Yay!  The movies are back!

It's not the greatest spy movie I've ever seen but it will do in these days of entertainment starvation.  Especially after wasting time and money on the austere, the horrible, the boring Nomadland.

At the same movie house on a Saturday night at the same show time, the audience had swelled to about 25 from the poor audience showing for Nomadland.  

Carla, I think Thor will like The Courier. It's based on a true-life tale of a British spy ring working to obtain Soviet Union  nuclear secrets which preceded the 1962 Cuban Missile Crisis.

Merab Ninidze, left, is Soviet spy, Oleg Penkovsky, who transmits secrets to The Courier, Greville Wynne (Benedict Cumberbatch, right).

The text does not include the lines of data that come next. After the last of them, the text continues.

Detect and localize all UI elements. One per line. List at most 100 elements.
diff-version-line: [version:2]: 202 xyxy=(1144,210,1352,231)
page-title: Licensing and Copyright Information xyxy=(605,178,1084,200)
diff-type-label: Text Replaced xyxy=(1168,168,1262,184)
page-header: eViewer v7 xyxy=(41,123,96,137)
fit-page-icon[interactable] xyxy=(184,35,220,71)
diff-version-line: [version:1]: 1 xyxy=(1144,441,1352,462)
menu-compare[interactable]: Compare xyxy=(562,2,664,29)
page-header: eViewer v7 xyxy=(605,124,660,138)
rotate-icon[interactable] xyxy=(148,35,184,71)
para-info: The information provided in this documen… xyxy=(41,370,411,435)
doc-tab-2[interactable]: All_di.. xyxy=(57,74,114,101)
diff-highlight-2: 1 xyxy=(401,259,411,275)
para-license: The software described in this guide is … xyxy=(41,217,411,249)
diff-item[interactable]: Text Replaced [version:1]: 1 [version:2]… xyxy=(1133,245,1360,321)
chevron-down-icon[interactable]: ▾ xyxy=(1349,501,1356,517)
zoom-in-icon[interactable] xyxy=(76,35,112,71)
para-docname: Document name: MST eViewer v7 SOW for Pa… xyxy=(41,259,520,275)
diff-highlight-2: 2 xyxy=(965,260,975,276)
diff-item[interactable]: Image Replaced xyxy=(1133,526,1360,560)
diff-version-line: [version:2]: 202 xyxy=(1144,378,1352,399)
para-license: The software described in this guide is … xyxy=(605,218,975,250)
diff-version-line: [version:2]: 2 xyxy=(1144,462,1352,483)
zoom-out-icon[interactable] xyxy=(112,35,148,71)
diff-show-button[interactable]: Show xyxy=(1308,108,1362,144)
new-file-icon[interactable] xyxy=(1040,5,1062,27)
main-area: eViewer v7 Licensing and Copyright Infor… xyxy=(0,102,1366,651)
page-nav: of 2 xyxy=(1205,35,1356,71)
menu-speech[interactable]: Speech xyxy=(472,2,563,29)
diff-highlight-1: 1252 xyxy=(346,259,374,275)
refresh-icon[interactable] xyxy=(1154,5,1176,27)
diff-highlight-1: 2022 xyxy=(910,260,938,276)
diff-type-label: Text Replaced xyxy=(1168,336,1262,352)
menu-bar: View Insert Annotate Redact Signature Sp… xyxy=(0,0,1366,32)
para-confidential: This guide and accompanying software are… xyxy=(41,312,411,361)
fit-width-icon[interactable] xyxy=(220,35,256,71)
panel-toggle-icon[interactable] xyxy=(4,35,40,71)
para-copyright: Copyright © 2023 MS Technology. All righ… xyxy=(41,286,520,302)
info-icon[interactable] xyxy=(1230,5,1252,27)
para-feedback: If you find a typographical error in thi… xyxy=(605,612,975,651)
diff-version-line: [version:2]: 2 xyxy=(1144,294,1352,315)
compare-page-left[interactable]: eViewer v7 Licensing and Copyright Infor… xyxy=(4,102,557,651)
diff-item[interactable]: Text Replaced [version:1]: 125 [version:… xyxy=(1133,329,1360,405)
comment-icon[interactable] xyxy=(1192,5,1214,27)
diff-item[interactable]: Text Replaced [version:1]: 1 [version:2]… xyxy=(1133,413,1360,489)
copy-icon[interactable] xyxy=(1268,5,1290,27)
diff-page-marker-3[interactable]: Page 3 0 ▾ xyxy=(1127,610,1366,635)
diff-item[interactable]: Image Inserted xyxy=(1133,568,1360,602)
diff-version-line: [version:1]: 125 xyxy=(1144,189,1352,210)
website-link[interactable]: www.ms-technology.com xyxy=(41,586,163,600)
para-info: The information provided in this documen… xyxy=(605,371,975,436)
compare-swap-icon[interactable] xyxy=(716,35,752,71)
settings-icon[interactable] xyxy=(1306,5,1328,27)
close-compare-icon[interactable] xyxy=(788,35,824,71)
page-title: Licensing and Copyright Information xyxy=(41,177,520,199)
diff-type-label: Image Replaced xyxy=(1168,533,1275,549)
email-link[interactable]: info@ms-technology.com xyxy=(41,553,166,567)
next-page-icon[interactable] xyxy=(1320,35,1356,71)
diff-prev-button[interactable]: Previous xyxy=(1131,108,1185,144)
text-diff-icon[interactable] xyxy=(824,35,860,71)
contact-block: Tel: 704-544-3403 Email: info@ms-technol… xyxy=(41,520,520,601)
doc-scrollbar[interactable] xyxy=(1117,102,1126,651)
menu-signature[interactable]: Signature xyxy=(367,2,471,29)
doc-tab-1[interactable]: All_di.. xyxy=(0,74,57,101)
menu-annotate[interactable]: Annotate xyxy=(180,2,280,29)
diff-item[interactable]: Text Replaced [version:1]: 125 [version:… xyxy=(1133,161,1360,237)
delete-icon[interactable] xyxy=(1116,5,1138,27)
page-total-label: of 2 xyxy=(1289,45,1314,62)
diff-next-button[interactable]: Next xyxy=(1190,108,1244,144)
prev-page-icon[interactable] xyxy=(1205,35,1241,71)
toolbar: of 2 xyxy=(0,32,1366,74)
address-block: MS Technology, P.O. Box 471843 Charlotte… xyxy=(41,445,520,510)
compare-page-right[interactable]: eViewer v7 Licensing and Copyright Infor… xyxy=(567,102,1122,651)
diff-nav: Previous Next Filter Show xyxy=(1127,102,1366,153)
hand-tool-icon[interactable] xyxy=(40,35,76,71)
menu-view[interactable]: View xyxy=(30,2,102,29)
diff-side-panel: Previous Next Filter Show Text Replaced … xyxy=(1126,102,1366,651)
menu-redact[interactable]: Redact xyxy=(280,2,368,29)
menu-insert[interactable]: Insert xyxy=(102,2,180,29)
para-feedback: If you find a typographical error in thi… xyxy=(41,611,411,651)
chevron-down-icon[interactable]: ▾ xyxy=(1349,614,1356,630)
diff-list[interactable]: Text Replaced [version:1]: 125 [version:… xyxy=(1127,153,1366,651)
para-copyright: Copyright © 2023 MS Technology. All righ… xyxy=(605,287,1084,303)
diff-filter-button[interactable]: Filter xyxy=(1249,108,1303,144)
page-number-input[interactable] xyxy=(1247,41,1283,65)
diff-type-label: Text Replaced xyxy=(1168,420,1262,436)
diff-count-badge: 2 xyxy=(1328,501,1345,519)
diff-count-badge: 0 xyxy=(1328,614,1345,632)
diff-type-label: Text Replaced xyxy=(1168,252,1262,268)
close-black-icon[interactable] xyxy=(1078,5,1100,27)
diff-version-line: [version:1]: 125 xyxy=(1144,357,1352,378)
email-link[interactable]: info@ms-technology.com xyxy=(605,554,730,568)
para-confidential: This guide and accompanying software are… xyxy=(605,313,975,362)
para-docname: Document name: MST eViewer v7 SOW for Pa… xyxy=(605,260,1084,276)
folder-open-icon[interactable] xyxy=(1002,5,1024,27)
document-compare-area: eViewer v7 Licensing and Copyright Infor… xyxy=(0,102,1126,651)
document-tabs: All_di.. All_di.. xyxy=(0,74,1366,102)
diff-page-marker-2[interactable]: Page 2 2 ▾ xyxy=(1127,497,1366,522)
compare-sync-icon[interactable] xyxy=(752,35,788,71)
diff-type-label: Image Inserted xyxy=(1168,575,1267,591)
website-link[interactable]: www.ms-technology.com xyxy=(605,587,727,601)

Dickie Franks (Angus Wright) and Emily Donovan (Rachel Brosnahan) are wooden and robotic government agents who recruit the where-am-I? salesman Greville Wynne (Benedict Cumberbatch) to transmit secrets from the Soviet Union. 

Starting the action is information supplied by Soviet double-agent, Oleg Penkovsky, portrayed by Merab Ninidze who steals the show. Besides Mr. Cumberbatch, he's the only one who legitimately conveys his character with aplomb, however, Vladimir Olegovich Chuprikov does a good job as Nikita Krushchev.  The rest of the cast is generally lifeless.

In another time and place, The Courier likely would not gain as many nods as it is receiving now, but this is now, and not then or when.